Note: This article first appeared in Research Europe and Research Professional News.
The Covid-19 pandemic has triggered an explosion of knowledge, with more than 200,000 papers published to date. At one point last year, scientific output on the topic was doubling every 20 days. This huge growth poses big challenges for researchers, many of whom have pivoted to coronavirus research without experience or preparation.
Mainstream academic search engines are not built for such a situation. Tools such as Google Scholar, Scopus and Web of Science provide long, unstructured lists of results with little context.
These work well if you know what you are looking for. But for anyone diving into an unknown field, it can take weeks, even months, to identify the most important topics, publication venues and authors. This is far too long in a public health emergency.
The result has been delays, duplicated work, and problems with identifying reliable findings. This lack of tools to provide a quick overview of research results and evaluate them correctly has created a crisis in discoverability itself.
The pandemic has highlighted this, but with three million research papers published each year, and a growing diversity of other outputs such as datasets, discoverability has become a challenge in all disciplines.
For years a few large companies have dominated the market for discovery systems: Google Scholar; Microsoft’s soon-to-be-closed Academic; Clarivate’s Web of Science, formerly owned by Thomson Reuters; and Elsevier’s Scopus.
But investment hasn’t kept pace with the growth of scientific knowledge. What were once groundbreaking search engines have only been modestly updated, so that mainstream discovery systems are now of limited use.
This would not be a problem if others could build on companies’ search indices and databases. But usually they can’t.
A new openness
In the shadows of these giants, however, an alternative discovery infrastructure has been created, built on thousands of public and private archives, repositories and aggregators, and championed by libraries, non-profit organisations and open-source software developers. Unlike the commercial players, these systems make their publication data and metadata openly available.
Building on these, meta-aggregators such as Base, Core and OpenAIRE have begun to rival and in some cases outperform the proprietary search engines. Their openness supports a rich ecosystem of value-added services, such as the visual discovery system Open Knowledge Maps, which I founded, or the open-access service Unpaywall.
This open infrastructure has become the strongest driver of innovation in discovery, enabling the quick development of a variety of discovery tools during the pandemic. Technologies such as semantic search, recommendation systems and text and data mining are increasingly available.
Many open systems, though, are not sustainably funded. Some of the most heavily used make ends meet with a tiny core team. Half, including Open Knowledge Maps, rely on volunteers to provide basic services.

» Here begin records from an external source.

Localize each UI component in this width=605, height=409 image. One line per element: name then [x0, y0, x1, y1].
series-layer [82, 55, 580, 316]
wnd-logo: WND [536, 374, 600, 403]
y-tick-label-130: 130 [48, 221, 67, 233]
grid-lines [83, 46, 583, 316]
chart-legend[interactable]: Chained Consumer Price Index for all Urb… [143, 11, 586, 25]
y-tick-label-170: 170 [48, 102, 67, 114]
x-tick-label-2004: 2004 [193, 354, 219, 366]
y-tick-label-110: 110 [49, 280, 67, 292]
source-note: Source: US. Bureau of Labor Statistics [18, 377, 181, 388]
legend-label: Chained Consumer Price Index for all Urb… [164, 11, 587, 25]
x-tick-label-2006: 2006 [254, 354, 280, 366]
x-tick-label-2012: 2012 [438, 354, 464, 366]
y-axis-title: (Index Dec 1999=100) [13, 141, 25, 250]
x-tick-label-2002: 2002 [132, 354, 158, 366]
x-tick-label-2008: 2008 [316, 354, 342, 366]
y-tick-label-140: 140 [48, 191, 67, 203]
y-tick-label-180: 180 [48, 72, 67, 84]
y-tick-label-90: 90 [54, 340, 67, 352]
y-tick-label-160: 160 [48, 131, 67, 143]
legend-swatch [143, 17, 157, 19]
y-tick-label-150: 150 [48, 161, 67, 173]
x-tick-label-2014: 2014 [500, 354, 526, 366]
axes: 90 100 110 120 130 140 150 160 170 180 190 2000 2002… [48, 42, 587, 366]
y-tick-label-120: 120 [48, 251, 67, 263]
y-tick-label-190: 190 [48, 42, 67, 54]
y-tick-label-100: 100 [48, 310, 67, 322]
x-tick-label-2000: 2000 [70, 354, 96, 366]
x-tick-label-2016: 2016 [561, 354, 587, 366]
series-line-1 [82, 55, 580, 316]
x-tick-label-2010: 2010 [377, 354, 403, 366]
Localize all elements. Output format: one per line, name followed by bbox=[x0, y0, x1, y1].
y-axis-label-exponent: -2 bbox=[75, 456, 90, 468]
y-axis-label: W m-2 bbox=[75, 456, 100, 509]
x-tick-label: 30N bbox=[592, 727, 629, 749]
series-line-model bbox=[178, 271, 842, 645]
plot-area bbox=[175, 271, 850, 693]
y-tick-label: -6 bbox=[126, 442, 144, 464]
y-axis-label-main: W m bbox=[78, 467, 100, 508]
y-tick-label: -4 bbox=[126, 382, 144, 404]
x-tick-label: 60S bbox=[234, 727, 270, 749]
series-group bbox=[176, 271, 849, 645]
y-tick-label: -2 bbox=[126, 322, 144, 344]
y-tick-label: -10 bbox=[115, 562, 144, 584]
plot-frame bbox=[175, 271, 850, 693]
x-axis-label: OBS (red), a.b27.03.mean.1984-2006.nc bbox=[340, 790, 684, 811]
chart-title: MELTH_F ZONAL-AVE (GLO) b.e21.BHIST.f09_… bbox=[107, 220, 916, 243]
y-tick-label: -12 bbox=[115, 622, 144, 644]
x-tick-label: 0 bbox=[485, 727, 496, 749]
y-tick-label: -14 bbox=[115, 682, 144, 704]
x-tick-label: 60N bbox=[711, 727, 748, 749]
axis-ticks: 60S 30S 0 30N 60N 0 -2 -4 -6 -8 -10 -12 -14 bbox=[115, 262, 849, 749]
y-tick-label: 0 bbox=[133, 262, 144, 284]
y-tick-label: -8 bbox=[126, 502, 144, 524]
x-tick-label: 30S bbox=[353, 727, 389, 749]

The funding options for non-profit organisations and open-source projects are very limited. Most rely on research grants, which are meant as a jumping off point, not a long-term solution.
The academic community needs to step up and secure the future of this crucial infrastructure. The shape of research infrastructure depends on institutions’ buying decisions. If most of the money goes to closed systems, these will prevail.
A first step would be to create dedicated budget lines for open infrastructures. The initial investment would be relatively small, as their membership fees are usually orders of magnitude cheaper than the license fees of their proprietary counterparts. Over time, strengthening open infrastructure will enable research institutions to cancel their proprietary products.
It’s not just about money. Open infrastructures do not lock institutions into closed systems, and save them from selling off their researchers’ user data, an issue gaining prominence as large commercial publishers become data analytics businesses.
The coronavirus pandemic has shown that the challenges of our globalised world demand international collaboration. That requires building on each others’ knowledge.
This is not possible with closed and proprietary discovery infrastructures that have fallen behind the growth of scientific knowledge. Instead, we need to guarantee the sustainability of the open discovery infrastructure, so that we can rely on it for today’s and tomorrow’s challenges.